I hear so much worry and hand wringing over the Citizen's United Supreme Court decision, which, simply put, said that laws could not limit the amounts of money used to support or denounce individual candidates in elections. So rich people and big corporations, "Have at it!," says the highest court in the land.
Reality check: The day before the Citizens United decision came down, rich people and corporations were still calling the shots. I worked in Congress on both the House and Senate sides, and it was clear as all day. For example, I saw the auto companies dole out a lot of campaign contributions in order to exempt trucks from the fuel efficiency standards knowing full well they would turn around and market the trucks to make money selling gas guzzling trucks instead of less gas guzzling cars. In a matter of years everyone would want a truck, or think they needed one. When I was a kid you could be made fun of if you were dropped off for school in a truck. Then rappers and movie stars were driving decked out Lincoln and Cadillac trucks on ads in print and TV. Then everyone in New Jersey -- the state with the best roads and snow removal -- all felt they needed four-wheel drive luxury gas guzzling, pollution spewing trucks. That's just one example out of oh-so-many.
So calls to go back to the good old bad days of regulating donation amounts, and increasing disclosure laws just leave me shaking my head. We are surely all doomed to dysfunctional government for time immemorial if that is what the big solution is to Citizens United.
What Citizens United did do however, was create a well-known brand for public corruption. The public now is much clearer on how bad things have actually gotten. What was missing from the "good government" movements was the ability to educate and organize the vast public on what is essentially legalized bribery.
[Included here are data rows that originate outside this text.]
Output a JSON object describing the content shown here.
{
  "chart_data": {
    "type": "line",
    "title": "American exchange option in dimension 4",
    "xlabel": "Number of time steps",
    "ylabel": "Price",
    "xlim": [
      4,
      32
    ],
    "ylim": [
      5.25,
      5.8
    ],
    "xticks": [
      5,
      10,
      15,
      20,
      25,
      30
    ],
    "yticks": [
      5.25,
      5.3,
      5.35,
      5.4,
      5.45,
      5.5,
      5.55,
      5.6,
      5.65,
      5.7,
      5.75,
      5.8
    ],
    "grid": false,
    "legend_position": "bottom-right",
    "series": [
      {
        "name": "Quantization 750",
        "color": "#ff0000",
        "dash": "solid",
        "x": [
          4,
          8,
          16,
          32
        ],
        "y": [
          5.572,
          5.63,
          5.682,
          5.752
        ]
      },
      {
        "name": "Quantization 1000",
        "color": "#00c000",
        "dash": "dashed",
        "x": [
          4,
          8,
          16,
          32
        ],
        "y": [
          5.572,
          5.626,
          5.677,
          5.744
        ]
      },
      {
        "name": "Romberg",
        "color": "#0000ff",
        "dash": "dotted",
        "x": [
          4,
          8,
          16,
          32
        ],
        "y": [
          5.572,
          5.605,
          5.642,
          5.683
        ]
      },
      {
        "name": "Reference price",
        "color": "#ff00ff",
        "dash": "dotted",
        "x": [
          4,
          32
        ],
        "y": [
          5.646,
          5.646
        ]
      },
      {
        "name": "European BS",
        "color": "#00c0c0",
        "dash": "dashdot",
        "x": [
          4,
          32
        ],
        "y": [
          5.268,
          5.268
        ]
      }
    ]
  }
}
Arizona, Maine, Connecticut, NYC, and the Big Island -- to name a few places, have publicly funded elections. Generally, the way it works is that a certain sizable number of small donations are obtained by a candidate. Then those donations are matched by the government at some significant ratio -5 to 1, 7 to 1, or whatever. Candidates spend more time listening to their constituents than high-powered well-financed lobbyists. Also, you no longer have to be rich, or know rich people, to get elected. That opens the door to teachers, social workers, community organizers, single moms, small business owners, etc. The 99 percent.
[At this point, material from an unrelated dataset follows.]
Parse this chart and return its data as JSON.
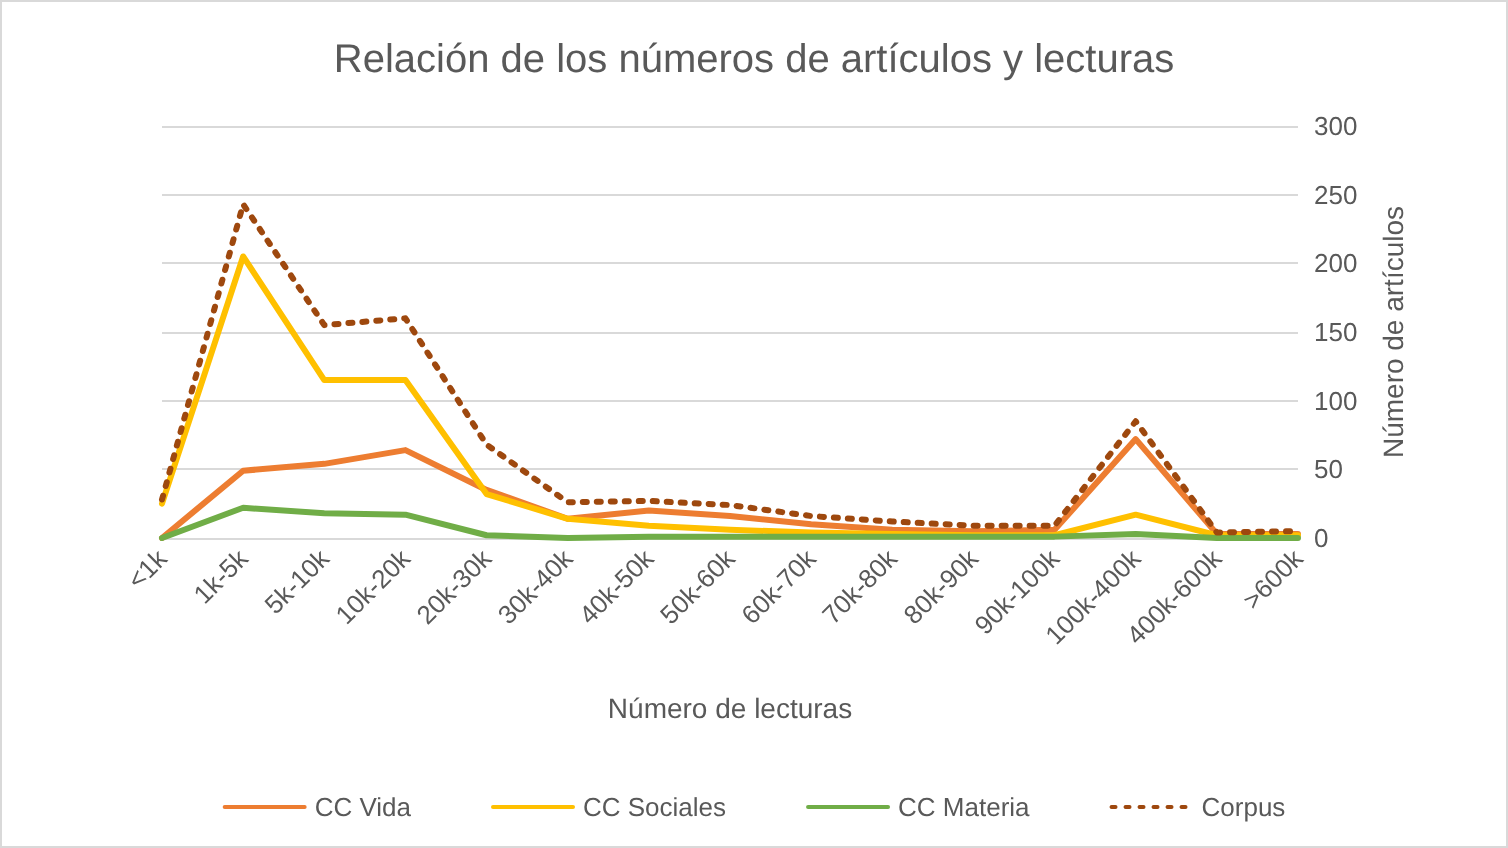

It's a brand new day when this happens. You get a whole new slate of policies getting their fair hearing on the legislative agenda. The decisions are being made in the interest of the vast majority of people instead of the same few rich and powerful folks who call the shots no matter who is in office.
And folks, the time is now. It is an urgent moment is history. The climate crisis is not being addressed due to coal, oil, nuclear, and big ag money -- to name a few. The cost of college is tripling in one generation. Millions of unemployed people are getting their unemployment benefits cut, their food stamps cut, their job training cut, and their grants and loans to go back to college cut. All in the name of cutting the deficit to keep taxes low for the wealthiest 1 percent of the population.
In the meantime, here in Hawaii there is one single lonely little bill to have a study done to recommend legislation to implement public funding more broadly, all while funding for the one voter owned election pilot project on the Big Island is gone. There is no sign the program will be injected with funds anytime soon. Sadly, that bill cannot even get a hearing. Meanwhile, various brave and admirable movements are fighting battles in eventual losing wars to do things like stopping developers from paving over the state, stopping Monsanto from making Hawaii farmers enslaved just to pay for their seed and pesticides, stopping hedge funds from converting hotels into condos thereby leaving thousands of unemployed workers in their wake... Just to name a few Hawaii struggles.
Voter owned elections is not a panacea. There will be more work to be done, but it is the baseline for action, if the government is ever going to represent the vast majority of people. It is, after all called, democracy -- not oligarchy.